Was Corinna Harrer bisher immer nur auf den längeren 1500 m vollführte, nämlich sich mit der ganzen deutschen Elite zu beharken, wird nun erstmals für die Junioren-Vize-Europmeisterin des letzten Jahres Wirklichkeit auf ihrer eigentlichen angestammten Spezialstrecke, den 800 m. Sieht man von dem einen, nicht gerade repräsentativen Rennen in Rehlingen ab, ist das Telis-Talent auf den beiden Stadionrunden in diesem Jahr noch „jungfräulich“. 2008 stand sie zwar bereits als B-Jugendliche im DM-Finale bei den Frauen, doch seitdem haben sich die Gesichter in der deutschen Spitze geändert und mit Fabienne Kohlmann (in Wattenscheid nicht am Start) besitzt auch schon eine die EM-Norm. Solche Schuhe will sich die Regensburgerin noch nicht anziehen. Wie die bisherige Saison gezeigt hat, fehlt doch noch ein ganzer Sack Erfahrungen bei den Großen.

Michelle Weitzel musste lange um den Startplatz bangen. Am Dienstag kam dann der erlösende Anruf bei Telis-Trainerin Steffi Pietsch an. „Der Bundestrainer will sie unbedingt in Wattenscheid sehen“, orakelte die Weitzel-Betreuerin schon Tage vorher. Auslöser dafür sollte wohl der sensationelle Sieg von Michelle Weitzel über die gesamte Frauen-Elite vor vierzehn Tagen in Dillingen gewesen sein. Sie ziert zwar derzeit lediglich mit einer 6,49 Platz sieben der deutschen Bestenliste, doch vor ihr reihen sich die Konkurrentinnen nur zentimeterweise weiter ein.

Ähnliches gilt für Florian Orth. Mit seinen 3:40,60 liegt er gerade einmal zweieinhalb Sekunden hinter dem mehrmaligen deutschen Meister Carsten Schlangen, 2009 WM-Starter und von vielen als EM-Kandidat gehandelt. Im recht dünnen, aber sehr leistungsstarken Wattenscheider 1500 m Feld sind aber auch kaum schwächere Athleten als der Regensburger gemeldet. Nachdem gleich zwei Tempomacher angekündigt werden, die DLV-interne EM-Norm (3:37) wie ein Damoklesschwert über der deutschen Mittelstrecken-Elite hängt, kann davon ausgegangen werden, dass von Anfang an nicht taktiert wird. Der Telis-Jungspunt muss also sein Herz in beide Hände nehmen und mitrennen.

Philipp Pflieger nutzt indessen sein freies Gala-Wochenende für eine Stippvisite im schweizerischen Nottwill. Dort will der Langstreckler zeigen, dass er über 1500 m zwar kein ausgewiesener Spezialist ist, aber bei einem guten Rennverlauf durchaus Richtung 3:41 laufen kann. Die Reise ins Nachbarland machen auch Felix Plinke, erneut auf 800 m-DM-Normenjagd, seine Schwester Anna und der langsam wieder in Schuss kommende Sebastian Reinwand mit.

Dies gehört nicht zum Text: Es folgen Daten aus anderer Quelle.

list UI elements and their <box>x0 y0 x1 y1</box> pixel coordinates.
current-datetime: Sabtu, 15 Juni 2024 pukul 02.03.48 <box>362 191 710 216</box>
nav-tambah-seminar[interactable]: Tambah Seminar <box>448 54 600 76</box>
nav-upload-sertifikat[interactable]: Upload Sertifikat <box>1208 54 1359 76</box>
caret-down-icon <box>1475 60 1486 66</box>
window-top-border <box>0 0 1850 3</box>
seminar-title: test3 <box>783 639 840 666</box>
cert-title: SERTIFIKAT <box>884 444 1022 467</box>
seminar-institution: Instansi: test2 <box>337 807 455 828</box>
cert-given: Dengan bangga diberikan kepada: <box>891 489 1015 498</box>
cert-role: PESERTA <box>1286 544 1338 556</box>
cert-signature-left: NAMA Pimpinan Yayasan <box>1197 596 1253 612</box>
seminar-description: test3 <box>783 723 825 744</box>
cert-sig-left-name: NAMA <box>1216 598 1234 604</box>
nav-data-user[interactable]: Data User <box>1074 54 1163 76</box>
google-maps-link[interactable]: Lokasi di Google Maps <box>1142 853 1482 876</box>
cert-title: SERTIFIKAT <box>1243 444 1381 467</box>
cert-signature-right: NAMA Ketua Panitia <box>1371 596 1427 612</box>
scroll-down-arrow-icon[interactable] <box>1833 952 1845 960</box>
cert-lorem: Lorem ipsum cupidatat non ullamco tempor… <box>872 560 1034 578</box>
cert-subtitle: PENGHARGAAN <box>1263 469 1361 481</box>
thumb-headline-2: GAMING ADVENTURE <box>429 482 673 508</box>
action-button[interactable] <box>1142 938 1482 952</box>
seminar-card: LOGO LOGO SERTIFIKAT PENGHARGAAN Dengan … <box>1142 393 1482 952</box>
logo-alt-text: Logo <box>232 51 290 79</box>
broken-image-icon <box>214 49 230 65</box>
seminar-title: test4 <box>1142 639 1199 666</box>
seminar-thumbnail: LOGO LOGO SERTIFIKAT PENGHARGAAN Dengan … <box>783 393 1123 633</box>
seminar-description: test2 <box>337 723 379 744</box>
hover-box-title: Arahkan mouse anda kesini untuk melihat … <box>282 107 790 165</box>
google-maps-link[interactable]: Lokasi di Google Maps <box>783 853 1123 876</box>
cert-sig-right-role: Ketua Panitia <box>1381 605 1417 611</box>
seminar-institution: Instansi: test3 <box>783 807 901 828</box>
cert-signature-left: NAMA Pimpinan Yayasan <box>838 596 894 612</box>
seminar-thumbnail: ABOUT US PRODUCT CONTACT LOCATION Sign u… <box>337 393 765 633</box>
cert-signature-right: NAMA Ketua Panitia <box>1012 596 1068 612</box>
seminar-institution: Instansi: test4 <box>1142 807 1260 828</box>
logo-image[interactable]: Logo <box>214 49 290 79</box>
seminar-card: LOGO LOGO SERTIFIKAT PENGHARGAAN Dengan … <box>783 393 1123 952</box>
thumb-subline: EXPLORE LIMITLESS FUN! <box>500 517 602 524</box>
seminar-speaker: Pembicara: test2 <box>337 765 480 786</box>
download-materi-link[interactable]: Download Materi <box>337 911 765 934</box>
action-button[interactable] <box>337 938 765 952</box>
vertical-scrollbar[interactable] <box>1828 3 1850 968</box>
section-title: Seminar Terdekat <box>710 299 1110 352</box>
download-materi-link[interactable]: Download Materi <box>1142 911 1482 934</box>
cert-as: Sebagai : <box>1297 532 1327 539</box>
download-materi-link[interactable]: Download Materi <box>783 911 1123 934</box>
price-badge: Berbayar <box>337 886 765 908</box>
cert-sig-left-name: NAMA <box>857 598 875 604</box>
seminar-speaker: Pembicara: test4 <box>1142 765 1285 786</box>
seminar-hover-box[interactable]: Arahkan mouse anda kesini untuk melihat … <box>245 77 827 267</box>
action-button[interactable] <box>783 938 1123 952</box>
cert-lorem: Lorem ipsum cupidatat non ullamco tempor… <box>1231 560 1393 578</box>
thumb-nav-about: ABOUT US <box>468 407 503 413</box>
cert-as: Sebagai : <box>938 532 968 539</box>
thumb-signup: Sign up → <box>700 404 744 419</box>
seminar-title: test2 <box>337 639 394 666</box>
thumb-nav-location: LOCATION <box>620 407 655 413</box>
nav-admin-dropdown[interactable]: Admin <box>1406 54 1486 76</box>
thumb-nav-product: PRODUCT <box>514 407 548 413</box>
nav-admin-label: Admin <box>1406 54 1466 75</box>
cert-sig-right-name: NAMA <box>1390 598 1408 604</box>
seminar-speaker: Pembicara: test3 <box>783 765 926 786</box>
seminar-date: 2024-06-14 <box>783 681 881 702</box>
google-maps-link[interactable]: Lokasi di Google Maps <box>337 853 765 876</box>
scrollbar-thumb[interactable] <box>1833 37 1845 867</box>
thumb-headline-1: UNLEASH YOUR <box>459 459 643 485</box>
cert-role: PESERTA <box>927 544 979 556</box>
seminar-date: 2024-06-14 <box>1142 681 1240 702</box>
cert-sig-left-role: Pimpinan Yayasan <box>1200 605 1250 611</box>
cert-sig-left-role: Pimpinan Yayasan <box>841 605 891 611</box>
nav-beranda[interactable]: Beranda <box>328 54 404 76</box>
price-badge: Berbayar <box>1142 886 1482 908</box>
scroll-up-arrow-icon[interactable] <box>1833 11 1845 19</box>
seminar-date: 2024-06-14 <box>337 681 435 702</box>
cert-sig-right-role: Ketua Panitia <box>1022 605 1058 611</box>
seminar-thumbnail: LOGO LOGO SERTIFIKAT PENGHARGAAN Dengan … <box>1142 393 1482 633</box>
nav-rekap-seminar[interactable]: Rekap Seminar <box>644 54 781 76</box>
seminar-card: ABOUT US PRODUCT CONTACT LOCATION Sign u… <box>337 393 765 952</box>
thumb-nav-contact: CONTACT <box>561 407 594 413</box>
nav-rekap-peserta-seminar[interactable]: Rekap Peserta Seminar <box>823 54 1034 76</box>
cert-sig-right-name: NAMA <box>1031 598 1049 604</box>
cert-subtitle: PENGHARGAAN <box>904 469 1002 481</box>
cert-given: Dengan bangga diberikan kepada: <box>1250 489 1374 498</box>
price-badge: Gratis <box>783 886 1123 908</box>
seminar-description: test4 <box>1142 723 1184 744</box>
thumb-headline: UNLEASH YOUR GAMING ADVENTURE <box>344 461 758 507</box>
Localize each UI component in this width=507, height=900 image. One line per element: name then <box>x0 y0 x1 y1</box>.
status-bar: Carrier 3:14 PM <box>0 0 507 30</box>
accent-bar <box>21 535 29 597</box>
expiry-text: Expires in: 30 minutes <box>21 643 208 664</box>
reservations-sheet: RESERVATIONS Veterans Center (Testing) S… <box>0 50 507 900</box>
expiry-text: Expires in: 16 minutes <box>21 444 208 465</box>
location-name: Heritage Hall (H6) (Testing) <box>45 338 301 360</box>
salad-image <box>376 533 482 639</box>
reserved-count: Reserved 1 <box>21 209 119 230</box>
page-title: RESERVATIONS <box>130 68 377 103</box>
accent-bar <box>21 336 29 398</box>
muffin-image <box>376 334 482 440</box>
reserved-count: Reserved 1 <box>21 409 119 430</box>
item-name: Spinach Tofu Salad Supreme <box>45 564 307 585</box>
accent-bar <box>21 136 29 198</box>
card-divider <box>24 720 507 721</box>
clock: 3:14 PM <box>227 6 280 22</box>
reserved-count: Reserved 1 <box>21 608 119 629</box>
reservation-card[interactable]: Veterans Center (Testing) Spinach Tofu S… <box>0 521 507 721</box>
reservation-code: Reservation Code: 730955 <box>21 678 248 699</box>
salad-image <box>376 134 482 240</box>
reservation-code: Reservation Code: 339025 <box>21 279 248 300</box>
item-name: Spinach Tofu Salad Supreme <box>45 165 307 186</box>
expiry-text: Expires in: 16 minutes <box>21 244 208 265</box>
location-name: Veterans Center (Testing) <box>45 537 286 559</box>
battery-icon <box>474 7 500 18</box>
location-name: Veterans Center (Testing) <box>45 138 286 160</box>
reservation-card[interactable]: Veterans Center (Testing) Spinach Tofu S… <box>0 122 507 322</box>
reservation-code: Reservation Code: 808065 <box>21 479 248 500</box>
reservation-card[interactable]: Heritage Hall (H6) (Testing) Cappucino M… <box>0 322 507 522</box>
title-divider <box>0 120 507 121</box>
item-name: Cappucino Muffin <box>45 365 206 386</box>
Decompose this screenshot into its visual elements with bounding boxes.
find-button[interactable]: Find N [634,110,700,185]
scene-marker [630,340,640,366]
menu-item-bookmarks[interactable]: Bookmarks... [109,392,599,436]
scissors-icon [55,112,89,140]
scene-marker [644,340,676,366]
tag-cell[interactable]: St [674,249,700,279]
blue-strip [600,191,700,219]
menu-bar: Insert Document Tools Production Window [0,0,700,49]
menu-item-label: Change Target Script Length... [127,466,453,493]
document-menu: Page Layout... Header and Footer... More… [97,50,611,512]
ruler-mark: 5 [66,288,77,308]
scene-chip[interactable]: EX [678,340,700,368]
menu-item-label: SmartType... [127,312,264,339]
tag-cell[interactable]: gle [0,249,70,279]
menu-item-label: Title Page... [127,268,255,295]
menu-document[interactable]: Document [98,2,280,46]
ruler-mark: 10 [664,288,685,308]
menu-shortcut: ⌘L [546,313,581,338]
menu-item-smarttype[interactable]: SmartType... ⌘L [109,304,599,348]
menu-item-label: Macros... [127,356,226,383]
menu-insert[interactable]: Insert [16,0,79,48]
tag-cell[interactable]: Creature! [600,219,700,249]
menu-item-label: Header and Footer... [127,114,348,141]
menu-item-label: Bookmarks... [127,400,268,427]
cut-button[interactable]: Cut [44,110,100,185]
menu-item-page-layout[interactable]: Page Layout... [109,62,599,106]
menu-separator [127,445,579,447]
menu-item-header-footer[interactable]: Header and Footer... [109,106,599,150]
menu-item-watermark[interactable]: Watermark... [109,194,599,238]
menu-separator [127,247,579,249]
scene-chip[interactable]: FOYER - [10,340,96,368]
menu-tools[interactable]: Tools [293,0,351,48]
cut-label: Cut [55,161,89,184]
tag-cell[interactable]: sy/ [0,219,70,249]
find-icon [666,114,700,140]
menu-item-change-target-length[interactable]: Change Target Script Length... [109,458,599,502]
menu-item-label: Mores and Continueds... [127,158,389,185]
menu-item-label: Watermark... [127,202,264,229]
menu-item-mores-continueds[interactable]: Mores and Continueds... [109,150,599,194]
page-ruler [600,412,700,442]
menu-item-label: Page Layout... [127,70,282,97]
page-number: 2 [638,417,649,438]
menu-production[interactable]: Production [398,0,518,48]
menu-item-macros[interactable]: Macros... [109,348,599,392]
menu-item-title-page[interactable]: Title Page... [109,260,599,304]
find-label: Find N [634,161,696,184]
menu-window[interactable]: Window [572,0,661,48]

Für den jüngeren (U20) und etwas älteren (U23) Telis-Nachwuchs geht’s zum Länderkampf Baden-Württemberg-Bayern-Schweiz-Österreich nach Heilbronn. Für das Team Bayern wurden folgende Telis-Athleten/Innen nominiert: Lukas Kellner (U20-2000 m Hindernis), Julia Kick (U23 – 1500 m), Vera Stelkens (U23-400 m), Susi Zimanyi (U23-4x100 m), Manuel Ziegler (U23-Drei), Jonathan Schaible (U23-3000 m), Jonas Zweck (U23 -1500 m) und Johannes Graf (U23-400 m).